Ask questions to encourage wondering. “Language and listening are so important in helping guide what to do with young children,” Zurmehly said.

Child: I’m wondering if my spoon can shoot things.

You: What kind of things?

Child: Like this cracker. I’m wondering if I can hit the cereal box with it.

You: What do you think would happen if you try it?

Child: Logan does it during snack time at school. He sets up the cracker box and shoots his goldfish crackers at it.

Step 3: Take action to support the child's learning experience; examine the idea in different ways

You: Let’s test your idea and see if it works. Try to hit the cereal box with the cracker.

Child: I missed.

You: I see it did not quite reach the box. What else might you try?

Child: Another cracker.

You: What might happen if you used a smaller piece of the cracker? Let’s try again with a smaller piece.

Child: It went to the side of the box this time.

You: Are there more changes you could make to catapult the cracker?

Child: I could try a bigger spoon.

You: Great idea. Let’s try again. You are becoming quite a scientist, and I love how you are trying your different ideas.

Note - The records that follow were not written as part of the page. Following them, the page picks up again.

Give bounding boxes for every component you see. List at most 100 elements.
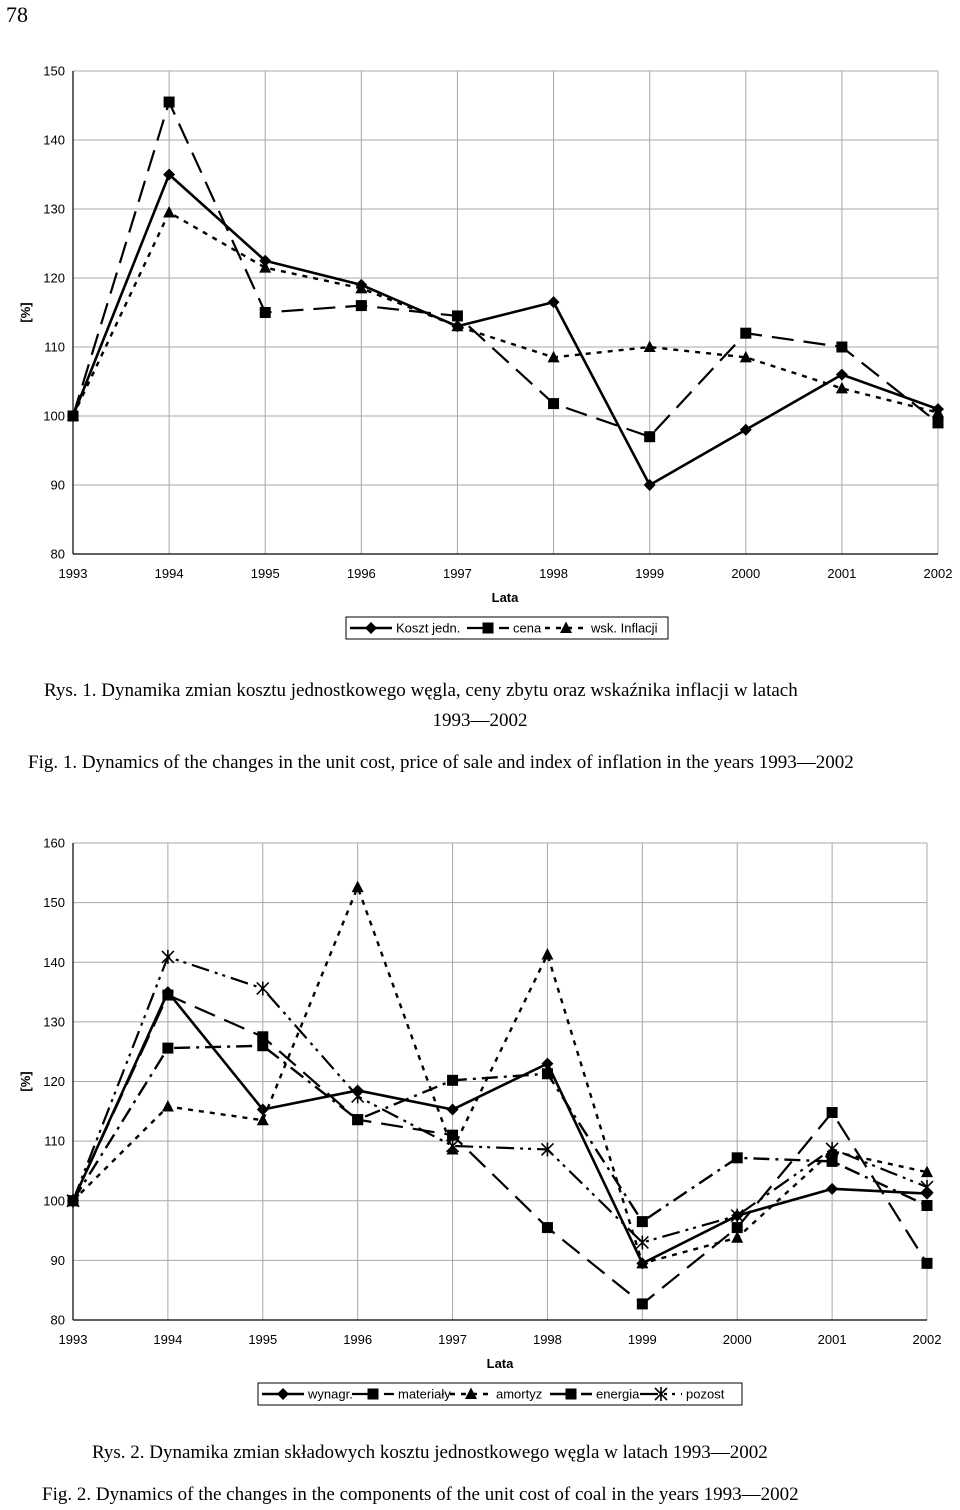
x-tick-label: 1994 [153,1332,182,1347]
series-line-koszt-jedn [71,173,939,487]
legend-label-wsk-inflacji: wsk. Inflacji [590,621,658,636]
data-point-wsk-inflacji [355,281,368,294]
data-point-pozost [161,949,175,964]
x-tick-label: 1996 [347,566,376,581]
y-tick-label: 100 [43,1193,65,1208]
series-line-amortyz [72,885,928,1265]
data-point-pozost [351,1089,365,1104]
data-point-energia [352,1114,364,1126]
data-point-wynagr [256,1103,269,1116]
x-tick-label: 2000 [723,1332,752,1347]
data-point-cena [451,310,463,322]
legend-marker-wynagr [277,1388,289,1400]
series-energia [67,1040,933,1228]
x-tick-label: 1996 [343,1332,372,1347]
y-tick-label: 120 [43,1074,65,1089]
series-wsk-inflacji [67,205,944,421]
y-axis-title: [%] [18,302,33,322]
x-tick-label: 1993 [59,566,88,581]
data-point-pozost [256,981,270,996]
y-tick-label: 140 [43,955,65,970]
y-tick-label: 90 [51,1253,65,1268]
legend-marker-cena [482,622,494,634]
y-tick-label: 110 [44,1134,65,1149]
data-point-pozost [635,1235,649,1250]
data-point-materialy [162,989,174,1001]
legend: wynagr. materiały amortyz energia pozost [257,1382,743,1406]
legend-label-cena: cena [513,621,542,636]
data-point-materialy [447,1129,459,1141]
x-tick-label: 1997 [443,566,472,581]
data-point-pozost [445,1138,460,1153]
data-point-wsk-inflacji [163,205,176,218]
y-tick-label: 160 [43,836,65,851]
fig2-caption-en: Fig. 2. Dynamics of the changes in the c… [42,1484,799,1505]
data-point-energia [921,1200,933,1212]
series-line-materialy [72,993,928,1306]
data-point-materialy [731,1222,743,1234]
legend-label-pozost: pozost [686,1387,725,1402]
fig1-caption-pl-line1: Rys. 1. Dynamika zmian kosztu jednostkow… [44,680,798,701]
data-point-energia [541,1068,553,1080]
legend-marker-amortyz [465,1387,477,1399]
x-tick-label: 2000 [731,566,760,581]
y-tick-label: 110 [44,340,65,355]
x-tick-label: 1994 [155,566,184,581]
data-point-energia [257,1040,269,1052]
data-point-pozost [825,1141,839,1156]
series-amortyz [67,880,933,1269]
x-tick-label: 2002 [924,566,953,581]
series-line-pozost [71,955,928,1244]
data-point-wsk-inflacji [643,340,656,352]
x-axis-title: Lata [487,1356,515,1371]
fig1-caption-en: Fig. 1. Dynamics of the changes in the u… [28,752,854,773]
x-tick-label: 1999 [635,566,664,581]
legend-marker-materialy [367,1388,379,1400]
page-number: 78 [6,2,28,27]
x-tick-label: 1995 [248,1332,277,1347]
legend-marker-energia [565,1388,577,1400]
data-point-koszt-jedn [643,479,656,491]
data-point-wsk-inflacji [932,406,944,418]
x-tick-label: 1998 [533,1332,562,1347]
data-point-pozost [730,1208,744,1223]
chart-fig1: 80 90 100 110 120 130 140 150 1993 1994 1995 1996 19… [18,64,953,640]
data-point-wsk-inflacji [451,319,464,332]
data-point-koszt-jedn [739,423,752,436]
data-point-amortyz [161,1100,174,1112]
y-tick-label: 140 [43,133,65,148]
y-tick-label: 150 [43,895,65,910]
data-point-cena [644,431,656,443]
legend-label-energia: energia [596,1387,640,1402]
legend-label-wynagr: wynagr. [307,1387,353,1402]
x-tick-label: 2002 [913,1332,942,1347]
x-tick-label: 1998 [539,566,568,581]
series-line-energia [71,1044,928,1223]
data-point-cena [355,300,367,312]
data-point-wynagr [446,1103,459,1116]
x-tick-label: 1993 [59,1332,88,1347]
data-point-materialy [921,1257,933,1269]
series-line-wynagr [71,990,928,1265]
y-tick-label: 130 [43,1014,65,1029]
fig2-caption-pl: Rys. 2. Dynamika zmian składowych kosztu… [92,1442,768,1463]
data-point-wsk-inflacji [259,261,272,273]
y-tick-label: 120 [43,271,65,286]
data-point-amortyz [541,947,554,960]
series-pozost [66,949,934,1250]
y-tick-label: 130 [43,202,65,217]
data-point-koszt-jedn [835,368,848,381]
legend: Koszt jedn. cena wsk. Inflacji [345,616,669,640]
legend-marker-wsk-inflacji [560,621,572,633]
data-point-materialy [541,1222,553,1234]
data-point-wsk-inflacji [739,350,752,363]
data-point-cena [836,341,848,353]
legend-label-amortyz: amortyz [496,1387,542,1402]
x-tick-label: 2001 [827,566,856,581]
data-point-materialy [257,1031,269,1043]
y-tick-label: 90 [51,478,65,493]
data-point-wsk-inflacji [67,409,79,421]
data-point-energia [826,1155,838,1167]
data-point-cena [548,398,560,410]
legend-marker-koszt-jedn [365,622,377,634]
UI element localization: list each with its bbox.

By offering activities that follow from children’s ideas, adults can help children explore their world. They learn even if a test doesn’t turn out the way they expected.

“When your ideas are not what you thought, when you come up with different ideas, that’s growth,” Zurmehly said. “Failure is a way growth happens. Rather than being told, ‘That’s wrong. This is how it is,’ I want to find out through my own exploration. That’s going to stick with me.

“It goes back to that foundation of creativity. It’s valuing children’s ideas and questions because that’s their lived experience. And different lived experiences bring different solutions. So it’s a good quality to be able to wonder about possibilities. We try very hard to support that, not squelch it.”